Parkinson disease is a complex progressive neurological disease involving the loss of neurons in a part of the brain called the “substantia nigra.” This results in a reduction in the amount of dopamine, a chemical messenger or neurotransmitter. When this important chemical in the brain is depleted, the symptoms of Parkinson’s disease develop.
There are two types of symptoms: motor (movement) and non-motor (non-movement). Common motor symptoms include: essential tremor, slowness of movement, stiffness and impairment of balance later.
Non-motor symptoms vary from person-to-person and more so than the motor symptoms. They can include, low-blood pressure, constipation, speech difficulties , depression, Fatigue, Sleep problems, osteoporosis etc
Some conditions mimic Parkinson’s but doesn’t have actual disease, they are challenging to non specialists and needs specialist input
Atypical Parkinsonisms are most likely to affect people in their 50s and 60s, and include disorders such as:
- Dementia with Lewy bodies (DLB), which is second only to Alzheimer’s disease as a degenerative cause of dementia
- Progressive supranuclear palsy (PSP), a disorder that affects patients’ vision and balance with frequent falls
- Multiple system atrophy (MSA), which involves the autonomic nervous system (the part of the nervous system that controls internal functions such as digestion, heartbeat and breathing) and can affect coordination
- Corticobasal syndrome (CBD), a rare atypical Parkinsonian disorder in which symptoms often involve one side of the body more than the other
Dementia with Lewy Body
Mimics Parkinson’s but with more cognitive decline, visual hallucinations
Initially, Parkinson’s disease causes physical symptoms. Problems with cognitive function, including forgetfulness and difficulty with concentration, may arise later. As the disease gets worse with time, many people develop dementia, which causes profound memory loss and makes it difficult to maintain relationships with others.

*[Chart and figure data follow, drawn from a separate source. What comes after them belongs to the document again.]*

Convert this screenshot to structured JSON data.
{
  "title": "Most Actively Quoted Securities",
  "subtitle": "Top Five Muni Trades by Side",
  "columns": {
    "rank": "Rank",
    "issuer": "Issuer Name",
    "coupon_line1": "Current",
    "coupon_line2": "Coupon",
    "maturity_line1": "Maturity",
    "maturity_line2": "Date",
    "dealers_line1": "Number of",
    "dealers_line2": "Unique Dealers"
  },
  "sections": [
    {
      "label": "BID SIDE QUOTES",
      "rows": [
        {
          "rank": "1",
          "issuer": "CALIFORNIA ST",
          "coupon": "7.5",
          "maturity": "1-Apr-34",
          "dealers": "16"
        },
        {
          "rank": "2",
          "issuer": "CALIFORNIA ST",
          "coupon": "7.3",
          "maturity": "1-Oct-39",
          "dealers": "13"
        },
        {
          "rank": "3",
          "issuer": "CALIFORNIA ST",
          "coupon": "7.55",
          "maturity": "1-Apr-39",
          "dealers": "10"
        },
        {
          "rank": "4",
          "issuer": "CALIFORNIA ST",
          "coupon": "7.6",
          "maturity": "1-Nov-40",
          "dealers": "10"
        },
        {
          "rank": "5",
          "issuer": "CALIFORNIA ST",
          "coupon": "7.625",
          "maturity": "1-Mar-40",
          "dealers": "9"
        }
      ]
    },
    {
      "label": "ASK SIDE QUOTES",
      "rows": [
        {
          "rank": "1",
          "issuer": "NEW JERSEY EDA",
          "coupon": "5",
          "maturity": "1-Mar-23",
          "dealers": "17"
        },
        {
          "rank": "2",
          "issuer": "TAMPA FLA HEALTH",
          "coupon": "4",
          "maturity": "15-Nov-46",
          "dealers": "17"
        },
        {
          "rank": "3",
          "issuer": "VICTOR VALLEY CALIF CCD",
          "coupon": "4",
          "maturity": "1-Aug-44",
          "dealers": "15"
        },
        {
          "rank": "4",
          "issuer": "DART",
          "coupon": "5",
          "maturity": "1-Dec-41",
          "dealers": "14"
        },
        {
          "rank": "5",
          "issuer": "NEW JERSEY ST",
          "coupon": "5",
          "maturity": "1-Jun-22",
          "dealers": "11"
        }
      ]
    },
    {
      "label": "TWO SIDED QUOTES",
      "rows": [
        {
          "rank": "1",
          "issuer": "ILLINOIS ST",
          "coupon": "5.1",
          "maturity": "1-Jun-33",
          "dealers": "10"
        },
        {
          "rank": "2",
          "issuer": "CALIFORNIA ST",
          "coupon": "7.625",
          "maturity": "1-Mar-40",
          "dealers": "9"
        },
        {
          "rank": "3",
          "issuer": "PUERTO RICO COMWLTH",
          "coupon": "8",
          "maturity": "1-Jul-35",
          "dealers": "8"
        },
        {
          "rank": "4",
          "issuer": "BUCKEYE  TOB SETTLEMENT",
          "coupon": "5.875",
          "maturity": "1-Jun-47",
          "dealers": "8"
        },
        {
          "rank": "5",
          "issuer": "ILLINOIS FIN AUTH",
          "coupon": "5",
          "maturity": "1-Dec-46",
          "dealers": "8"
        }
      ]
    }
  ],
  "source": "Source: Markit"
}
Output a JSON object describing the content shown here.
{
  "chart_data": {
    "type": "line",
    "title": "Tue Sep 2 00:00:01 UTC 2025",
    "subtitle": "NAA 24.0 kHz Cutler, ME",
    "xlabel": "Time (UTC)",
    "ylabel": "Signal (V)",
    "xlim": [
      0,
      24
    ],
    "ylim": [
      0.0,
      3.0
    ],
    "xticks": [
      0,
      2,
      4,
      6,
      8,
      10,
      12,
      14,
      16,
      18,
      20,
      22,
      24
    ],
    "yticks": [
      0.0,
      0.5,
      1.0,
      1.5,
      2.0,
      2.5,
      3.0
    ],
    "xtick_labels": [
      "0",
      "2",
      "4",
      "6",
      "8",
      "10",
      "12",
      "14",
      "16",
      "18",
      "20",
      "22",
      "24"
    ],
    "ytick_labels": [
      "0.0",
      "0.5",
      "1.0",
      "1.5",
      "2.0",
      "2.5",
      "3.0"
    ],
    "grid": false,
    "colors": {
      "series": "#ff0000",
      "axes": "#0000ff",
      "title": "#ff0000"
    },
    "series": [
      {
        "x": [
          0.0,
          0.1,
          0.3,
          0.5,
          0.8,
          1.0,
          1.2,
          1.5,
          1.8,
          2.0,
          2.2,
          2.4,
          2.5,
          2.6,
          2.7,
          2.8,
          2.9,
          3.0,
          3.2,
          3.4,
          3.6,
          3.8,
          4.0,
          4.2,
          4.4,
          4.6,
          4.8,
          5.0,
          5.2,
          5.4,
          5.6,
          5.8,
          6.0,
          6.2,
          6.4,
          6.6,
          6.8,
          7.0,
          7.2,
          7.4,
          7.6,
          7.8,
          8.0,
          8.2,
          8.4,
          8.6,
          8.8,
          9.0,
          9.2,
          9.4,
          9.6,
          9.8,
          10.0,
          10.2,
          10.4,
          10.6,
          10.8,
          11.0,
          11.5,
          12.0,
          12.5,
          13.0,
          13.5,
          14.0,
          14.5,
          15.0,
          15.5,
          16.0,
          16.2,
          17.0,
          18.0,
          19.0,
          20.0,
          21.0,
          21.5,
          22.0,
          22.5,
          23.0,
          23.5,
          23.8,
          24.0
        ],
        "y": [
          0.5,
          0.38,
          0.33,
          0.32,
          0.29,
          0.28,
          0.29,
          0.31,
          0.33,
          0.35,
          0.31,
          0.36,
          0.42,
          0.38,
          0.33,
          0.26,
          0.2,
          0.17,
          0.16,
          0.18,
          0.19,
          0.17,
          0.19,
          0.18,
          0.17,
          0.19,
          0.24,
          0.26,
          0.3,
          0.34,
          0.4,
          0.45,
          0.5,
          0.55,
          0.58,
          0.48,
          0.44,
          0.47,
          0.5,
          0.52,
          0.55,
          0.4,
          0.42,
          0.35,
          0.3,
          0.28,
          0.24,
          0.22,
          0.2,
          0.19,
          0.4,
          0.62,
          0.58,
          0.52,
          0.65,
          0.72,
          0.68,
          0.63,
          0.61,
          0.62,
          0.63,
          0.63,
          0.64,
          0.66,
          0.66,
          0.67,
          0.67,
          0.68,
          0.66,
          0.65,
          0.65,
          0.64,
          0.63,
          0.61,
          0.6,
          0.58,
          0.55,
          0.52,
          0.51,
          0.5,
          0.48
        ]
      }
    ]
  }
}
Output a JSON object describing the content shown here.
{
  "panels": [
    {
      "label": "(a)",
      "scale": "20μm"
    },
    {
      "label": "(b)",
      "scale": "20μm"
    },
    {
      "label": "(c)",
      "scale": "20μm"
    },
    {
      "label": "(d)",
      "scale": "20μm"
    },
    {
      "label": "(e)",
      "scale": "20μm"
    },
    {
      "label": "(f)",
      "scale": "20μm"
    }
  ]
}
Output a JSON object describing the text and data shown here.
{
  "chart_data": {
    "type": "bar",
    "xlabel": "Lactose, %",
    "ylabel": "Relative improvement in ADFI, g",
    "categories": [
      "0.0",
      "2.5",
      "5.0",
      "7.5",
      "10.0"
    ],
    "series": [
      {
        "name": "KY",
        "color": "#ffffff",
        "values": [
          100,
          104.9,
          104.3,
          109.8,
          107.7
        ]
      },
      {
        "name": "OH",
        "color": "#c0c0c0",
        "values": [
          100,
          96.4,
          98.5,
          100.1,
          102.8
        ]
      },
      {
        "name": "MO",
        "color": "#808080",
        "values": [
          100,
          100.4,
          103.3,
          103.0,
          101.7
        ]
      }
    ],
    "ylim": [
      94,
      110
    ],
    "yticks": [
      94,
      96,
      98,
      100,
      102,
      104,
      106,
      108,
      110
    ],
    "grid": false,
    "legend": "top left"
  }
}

Parkinson’s disease dementia can cause problems with:
- Speaking and communicating with others
- Being able to solve problems
- Understanding abstract concepts
- Difficulty paying attention
If you have Parkinson’s disease and dementia, eventually you probably won’t be able to live by yourself. Dementia affects your ability to care of yourself, even if your Parkinson’s disease allows you to physically perform daily tasks.
Living with Parkinson’s Disease
Coping with Parkinson’s disease, the motor system disorder, can be frustrating because of its common symptoms—trembling, stiffness (often called rigidity), slow movements, and the loss of balance and coordination. A good deal of that frustration comes from the loss of control that you once had over your body. It can also be emotionally overwhelming to know that there is currently no cure for the disease.
Nonetheless, people have a number of tools at their disposal for better managing the symptoms of Parkinson’s disease and living a healthy, enjoyable life.